The Business Succession component put in place the foundations for a new equity structure, shareholder agreement, equity introduction and succession. Cameron Harrison managed and coordinated the process with the service firm’s accountants, who had been newly appointed, alongside a leading law firm who we have used extensively for documentation and tax rollover advice elements. A new equity ownership scheme was put in place, and an additional six new executive shareholders were introduced. Most importantly, the process was first defined by clearly agreed principles and outcomes. This ensured the necessary consensus to address difficult elements along the way.

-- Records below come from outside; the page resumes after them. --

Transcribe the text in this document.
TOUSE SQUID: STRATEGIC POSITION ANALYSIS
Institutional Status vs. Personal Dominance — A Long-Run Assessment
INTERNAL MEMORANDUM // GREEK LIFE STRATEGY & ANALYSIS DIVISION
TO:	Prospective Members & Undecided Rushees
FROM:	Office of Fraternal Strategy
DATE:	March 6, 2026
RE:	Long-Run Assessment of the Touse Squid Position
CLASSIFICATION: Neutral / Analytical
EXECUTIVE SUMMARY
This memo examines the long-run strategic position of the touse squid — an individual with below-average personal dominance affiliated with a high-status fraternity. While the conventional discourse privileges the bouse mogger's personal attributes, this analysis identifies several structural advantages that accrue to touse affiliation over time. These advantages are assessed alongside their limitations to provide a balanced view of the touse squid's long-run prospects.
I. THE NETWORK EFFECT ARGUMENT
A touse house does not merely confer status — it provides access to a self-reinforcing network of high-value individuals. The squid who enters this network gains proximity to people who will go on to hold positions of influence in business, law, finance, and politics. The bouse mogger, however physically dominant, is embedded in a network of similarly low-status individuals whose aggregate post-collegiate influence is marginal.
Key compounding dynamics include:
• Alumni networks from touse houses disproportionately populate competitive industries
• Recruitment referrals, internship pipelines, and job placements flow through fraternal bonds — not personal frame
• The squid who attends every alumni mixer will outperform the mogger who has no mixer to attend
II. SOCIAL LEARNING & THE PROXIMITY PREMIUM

Four years after the introduction of the new equity ownership and succession model, Mark decided to stepdown as Managing Director and place his equity into the valuation and equity succession scheme that had been established. This was well contemplated by the new equity structure, and by this time, there were some 18 shareholders. Through a pre-agreed valuation model, Mark’s equity was acquired by the remaining 17 shareholders. Today, the firm’s shareholder numbers have grown further, and the business has continued to expand successfully.
For Mark, he achieved his personal business succession goals in a properly planned manner, which in this instance, saw management acquire his equity on optimal after-tax financial terms. This was integrated into his pre-existing wealth strategy and due to the change in wealth structure (from business value to portfolio value), necessary adjustments were made to his asset protection & intergenerational wealth transfer plan.